Les PFAS peuvent également être présents dans l’air et la poussière, provenant notamment d’émissions industrielles, de certains produits de consommation ou de dégradation de matériaux contenant des PFAS. Ces particules peuvent être inhalées et pénétrer dans la circulation sanguine via le système respiratoire. La contamination de l’air intérieur est particulièrement importante dans les maisons où des produits contenant des PFAS sont utilisés, comme les tapis anti-tâches, les tissus d’ameublement et les vêtements déperlants.

Produits de consommation

De nombreux produits de consommation courante contiennent des PFAS, exposant ainsi les individus à ces substances :

  • Ustensiles de cuisine antiadhésifs : Les revêtements antiadhésifs des ustensiles de cuisine contiennent des PFAS. Bien que les nouvelles réglementations réduisent leur utilisation, les anciens ustensiles peuvent encore représenter un risque.
  • Vêtements et tissus résistants à l’eau : Les vêtements, chaussures et tissus traités avec des PFAS pour résister à l’eau peuvent libérer ces substances lorsqu’ils sont portés et lavés.
  • Produits de soins personnels : Certains produits cosmétiques comme le mascara waterproof, les eye-liners, les écrans solaires et les shampooings contiennent également des PFAS, pouvant être absorbés par la peau ou absorbés.

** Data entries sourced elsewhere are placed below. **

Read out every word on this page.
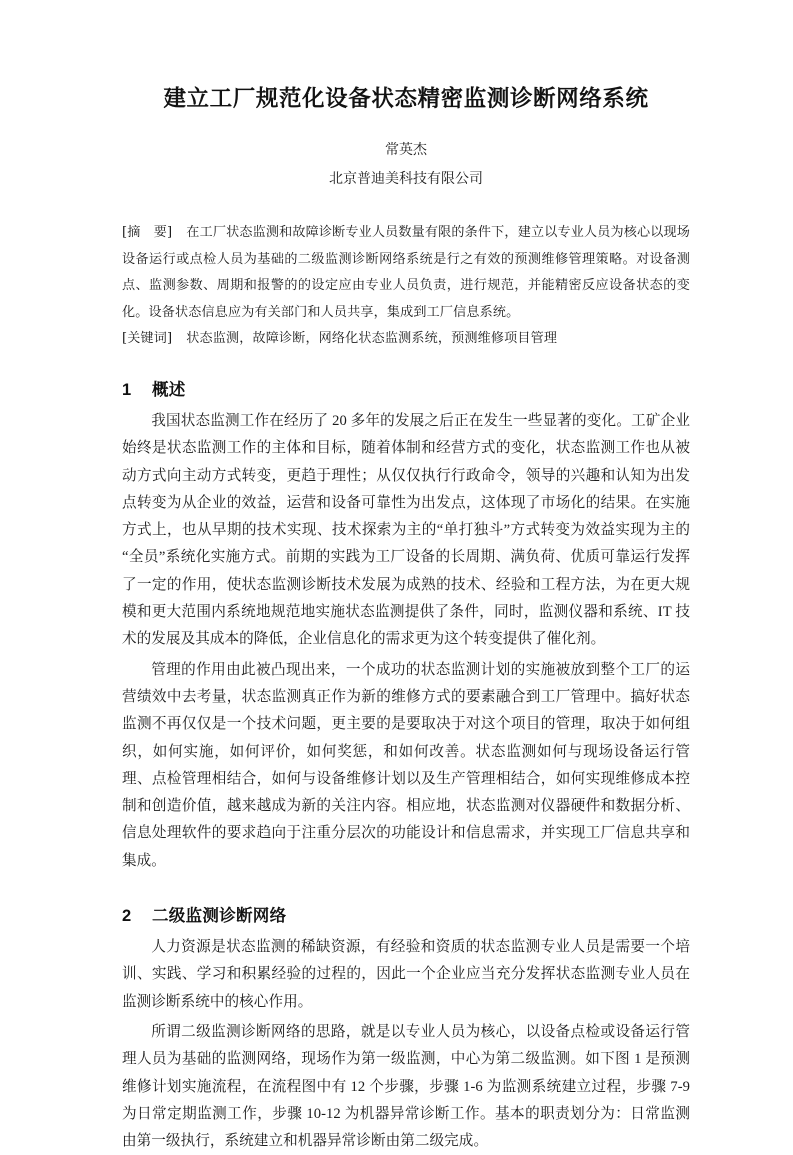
建立工厂规范化设备状态精密监测诊断网络系统

常英杰

北京普迪美科技有限公司

[摘　要] 在工厂状态监测和故障诊断专业人员数量有限的条件下，建立以专业人员为核心以现场设备运行或点检人员为基础的二级监测诊断网络系统是行之有效的预测维修管理策略。对设备测点、监测参数、周期和报警的的设定应由专业人员负责，进行规范，并能精密反应设备状态的变化。设备状态信息应为有关部门和人员共享，集成到工厂信息系统。

[关键词] 状态监测，故障诊断，网络化状态监测系统，预测维修项目管理

1 概述

我国状态监测工作在经历了 20 多年的发展之后正在发生一些显著的变化。工矿企业始终是状态监测工作的主体和目标，随着体制和经营方式的变化，状态监测工作也从被动方式向主动方式转变，更趋于理性；从仅仅执行行政命令，领导的兴趣和认知为出发点转变为从企业的效益，运营和设备可靠性为出发点，这体现了市场化的结果。在实施方式上，也从早期的技术实现、技术探索为主的“单打独斗”方式转变为效益实现为主的“全员”系统化实施方式。前期的实践为工厂设备的长周期、满负荷、优质可靠运行发挥了一定的作用，使状态监测诊断技术发展为成熟的技术、经验和工程方法，为在更大规模和更大范围内系统地规范地实施状态监测提供了条件，同时，监测仪器和系统、IT 技术的发展及其成本的降低，企业信息化的需求更为这个转变提供了催化剂。

管理的作用由此被凸现出来，一个成功的状态监测计划的实施被放到整个工厂的运营绩效中去考量，状态监测真正作为新的维修方式的要素融合到工厂管理中。搞好状态监测不再仅仅是一个技术问题，更主要的是要取决于对这个项目的管理，取决于如何组织，如何实施，如何评价，如何奖惩，和如何改善。状态监测如何与现场设备运行管理、点检管理相结合，如何与设备维修计划以及生产管理相结合，如何实现维修成本控制和创造价值，越来越成为新的关注内容。相应地，状态监测对仪器硬件和数据分析、信息处理软件的要求趋向于注重分层次的功能设计和信息需求，并实现工厂信息共享和集成。

2 二级监测诊断网络

人力资源是状态监测的稀缺资源，有经验和资质的状态监测专业人员是需要一个培训、实践、学习和积累经验的过程的，因此一个企业应当充分发挥状态监测专业人员在监测诊断系统中的核心作用。

所谓二级监测诊断网络的思路，就是以专业人员为核心，以设备点检或设备运行管理人员为基础的监测网络，现场作为第一级监测，中心为第二级监测。如下图 1 是预测维修计划实施流程，在流程图中有 12 个步骤，步骤 1-6 为监测系统建立过程，步骤 7-9 为日常定期监测工作，步骤 10-12 为机器异常诊断工作。基本的职责划分为：日常监测由第一级执行，系统建立和机器异常诊断由第二级完成。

Exposition professionnelle aux PFAS

Les travailleurs des industries qui fabriquent ou utilisent des PFAS sont exposés à un risque accumulé d’exposition. Voici les secteurs où cette exposition professionnelle est plus prévalente :

Fabrication de produits chimiques

La manipulation directe de PFAS ou de matériaux traités avec des PFAS peut entraîner une exposition significative chez les travailleurs de l’industrie chimique.

Lutte contre l’incendie

Les pompiers utilisent des mousses anti-incendie contenant des PFAS, ce qui peut entraîner une exposition professionnelle par inhalation et contact cutané.

Milieux industriels

Les travailleurs des industries du textile, du cuir et du papier, où les PFAS sont utilisés pour leur résistance à l’eau et aux taches, peuvent également être exposés lors de divers processus.

Transfert maternel

Les femmes enceintes exposées aux PFAS peuvent transmettre ces produits chimiques à leur fœtus en développement par le placenta. De plus, les PFAS peuvent être transmis aux nourrissons par l’allaitement.

Conséquences pour la santé

La persistance et la bioaccumulation des PFAS dans le corps humain peuvent avoir des conséquences graves sur la santé :

  • Perturbation hormonale : Les PFAS peuvent perturber le système endocrinien, affectant ainsi les niveaux et les fonctions hormonales.
  • Effets sur le système immunitaire : L’exposition aux PFAS a été associée à une réduction de la réponse vaccinale et à un risque accru d’infections.
  • Risque de cancer : Certaines études indiquent un lien entre l’exposition aux PFAS et un risque cumulé de certains cancers, comme le cancer du rein et des testicules.
  • Problèmes de développement : L’exposition aux PFAS in utero et au début de la vie peut entraîner des retards de développement et d’autres problèmes de santé chez les enfants.